Sunday, April 16, 2017

ἀληθῶς ἀνέστη

ληθῶς ἀνέστη



Matthew's resurrection account:

28 After the sabbath, as the first day of the week was dawning, Mary Magdalene and the other Mary went to see the tomb. 2 And suddenly there was a great earthquake; for an angel of the Lord, descending from heaven, came and rolled back the stone and sat on it. 3 His appearance was like lightning, and his clothing white as snow. 4 For fear of him the guards shook and became like dead men. 5 But the angel said to the women, “Do not be afraid; I know that you are looking for Jesus who was crucified. 6 He is not here; for he has been raised, as he said. Come, see the place where he lay. 7 Then go quickly and tell his disciples, ‘He has been raised from the dead, and indeed he is going ahead of you to Galilee; there you will see him.’ This is my message for you.” 8 So they left the tomb quickly with fear and great joy, and ran to tell his disciples. 9 Suddenly Jesus met them and said, “Greetings!” And they came to him, took hold of his feet, and worshiped him. 10 Then Jesus said to them, “Do not be afraid; go and tell my brothers to go to Galilee; there they will see me.” 
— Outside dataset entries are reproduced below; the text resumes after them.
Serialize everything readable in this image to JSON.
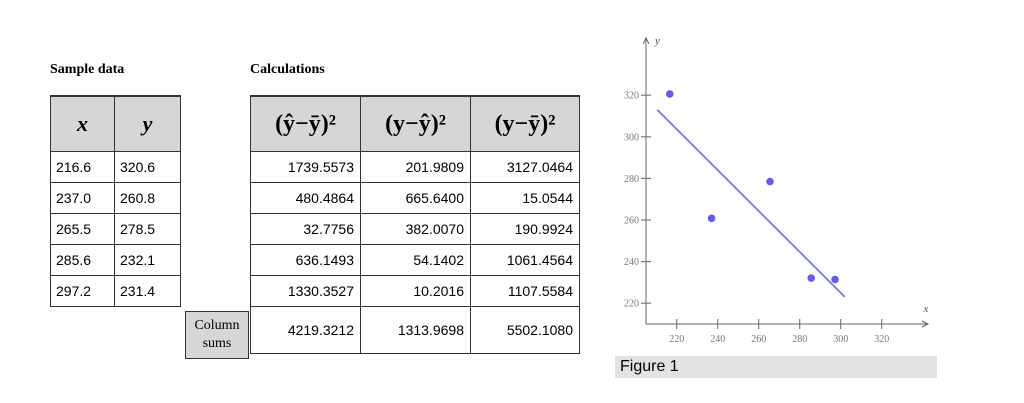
{
  "sample": {
    "heading": "Sample data",
    "columns": [
      "x",
      "y"
    ],
    "rows": [
      [
        "216.6",
        "320.6"
      ],
      [
        "237.0",
        "260.8"
      ],
      [
        "265.5",
        "278.5"
      ],
      [
        "285.6",
        "232.1"
      ],
      [
        "297.2",
        "231.4"
      ]
    ]
  },
  "calc": {
    "heading": "Calculations",
    "headers": [
      "(ŷ−ȳ)²",
      "(y−ŷ)²",
      "(y−ȳ)²"
    ],
    "rows": [
      [
        "1739.5573",
        "201.9809",
        "3127.0464"
      ],
      [
        "480.4864",
        "665.6400",
        "15.0544"
      ],
      [
        "32.7756",
        "382.0070",
        "190.9924"
      ],
      [
        "636.1493",
        "54.1402",
        "1061.4564"
      ],
      [
        "1330.3527",
        "10.2016",
        "1107.5584"
      ]
    ],
    "sum_label": "Column sums",
    "sums": [
      "4219.3212",
      "1313.9698",
      "5502.1080"
    ]
  },
  "chart_data": {
    "type": "scatter",
    "xlabel": "x",
    "ylabel": "y",
    "xlim": [
      205,
      325
    ],
    "ylim": [
      210,
      330
    ],
    "xticks": [
      220,
      240,
      260,
      280,
      300,
      320
    ],
    "yticks": [
      220,
      240,
      260,
      280,
      300,
      320
    ],
    "points": [
      {
        "x": 216.6,
        "y": 320.6
      },
      {
        "x": 237.0,
        "y": 260.8
      },
      {
        "x": 265.5,
        "y": 278.5
      },
      {
        "x": 285.6,
        "y": 232.1
      },
      {
        "x": 297.2,
        "y": 231.4
      }
    ],
    "regression_line": {
      "x1": 210.5,
      "y1": 313.0,
      "x2": 302.0,
      "y2": 223.0
    },
    "point_color": "#6a5ee8",
    "line_color": "#7a78e8",
    "grid": false
  },
  "figure": {
    "caption": "Figure 1"
  }
}
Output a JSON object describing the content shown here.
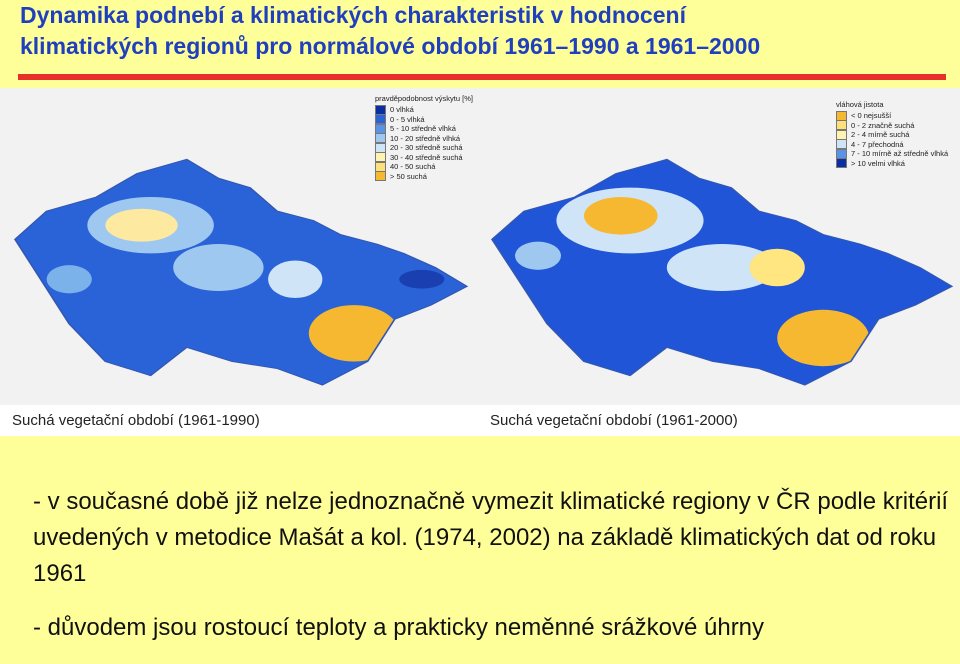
{
  "header": {
    "title_lines": [
      "Dynamika podnebí a klimatických charakteristik v hodnocení",
      "klimatických regionů pro normálové období 1961–1990  a 1961–2000"
    ]
  },
  "maps": [
    {
      "legend": {
        "title": "pravděpodobnost výskytu [%]",
        "items": [
          "0 vlhká",
          "0 - 5 vlhká",
          "5 - 10 středně vlhká",
          "10 - 20 středně vlhká",
          "20 - 30 středně suchá",
          "30 - 40 středně suchá",
          "40 - 50 suchá",
          "> 50 suchá"
        ]
      },
      "caption": "Suchá vegetační období (1961-1990)"
    },
    {
      "legend": {
        "title": "vláhová jistota",
        "items": [
          "< 0 nejsušší",
          "0 - 2 značně suchá",
          "2 - 4 mírně suchá",
          "4 - 7 přechodná",
          "7 - 10 mírně až středně vlhká",
          "> 10 velmi vlhká"
        ]
      },
      "caption": "Suchá vegetační období (1961-2000)"
    }
  ],
  "body": {
    "paragraphs": [
      "- v současné době již nelze jednoznačně vymezit klimatické regiony v ČR podle kritérií uvedených v metodice Mašát a kol. (1974, 2002) na základě klimatických dat od roku 1961",
      "- důvodem jsou rostoucí teploty a prakticky neměnné srážkové úhrny"
    ]
  }
}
Matthew 28:1-10 (NRSV) above will be our gospel this morning, Easter Day Year A. Alternate is John 20:1-18. In Year B our synoptic gospel is Mark 16:1-8. Year C, Luke 24:1-12. The John 20 resurrection story is the option each year. 
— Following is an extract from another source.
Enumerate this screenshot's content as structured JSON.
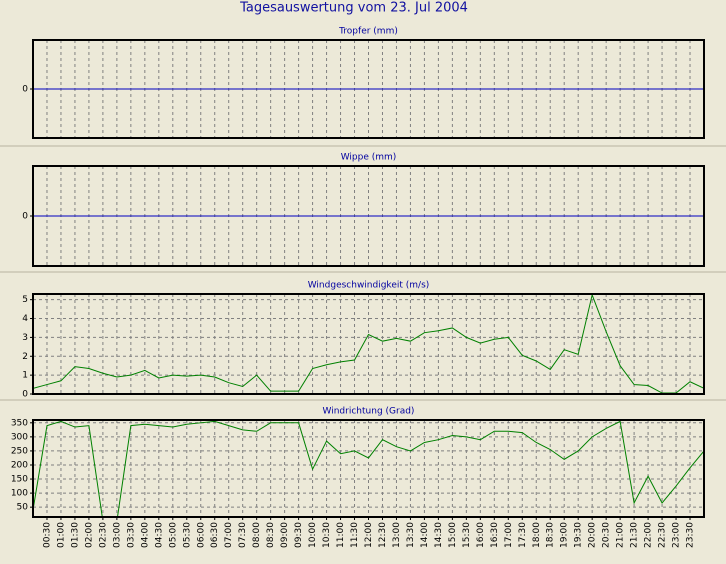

No less varied than the nativity narratives, certainly at least in some measure for reasons of audience and agenda, each of the four canonical gospels tells a different story, different details, of the resurrection of Jesus, which theologically and doctrinally is the core of Christian faith. Paul says either it's true or we are fools. The oldest, Mark’s story ends with terrified women fleeing the empty tomb and saying nothing to anyone, and Mark tells no post-resurrection appearances. Matthew, above, orders everyone to Galilee. Luke tells everyone to remain in Jerusalem. John has the poignant and perhaps borderline romantic but nevertheless moving story with Mary Magdalene. Matthew, Luke and John tell post-resurrection appearances. Everyone’s story is different. Does it matter? It matters to me. It may not matter to most people, many of whom may confuse the stories or even blend them as the Christmas stories have been blended; and it may not matter to most ordained clergy, but it matters to me. Why? Because. 

Paul, whose writings are some years earlier than the canonical gospels, knows nothing of an empty tomb, just as Paul knows nothing of the nativity and virgin birth stories, though Paul does know of the Last Supper. What difference does it make, why does it matter to me? Maybe because finally having given in to the -- what, call? -- to ordained ministry that nudged me from age ten, I’ve given the second half of my life to reading, study, discussion, teaching, preaching these stories and feel I know them fairly well. Maybe because incompatible testimony strains credence in any courtroom. Maybe because for some years of life I was a studied and read amateur astronomer and with a telescope. Maybe because I perceive agenda reasons for differences and am uneasy, as I look just beneath the surface, with agenda seeming to drive truth, just as with differences between exegesis and eisegesis. Maybe because I can explain the differences without either trashing or validating them. Maybe because the resurrection stories came so much later, forty years and more after the fact of it. I don’t know. I can preach Christ crucified and I can preach Christos anesti. I get the kind, gentle, loving, mostly patient and earthy Jesus of the synoptics, the Logos of John, and the Christ of Paul. I say the creeds and enter the baptismal covenant with straight mind and clear conscience. Why then does it matter to me when Bible stories of the same core event are so different in detail from writer to writer? Maybe most of all because I take seriously to heart the exhorting proverb I read those years in the lintel over the library door of one of my seminaries, “Seek the Truth, Come Whence It May, Cost What It Will” and I am no more afraid of the obviously potential cost of truth than I am of death. It is what it is. Certain of nothing, comfortable in doubt, accepting in spite of and notwithstanding, faith is chosen not knowledge and I live by faith as strong as ever. So, I believe ... Happy Easter, Christ is risen, ἀληθῶς ἀνέστη.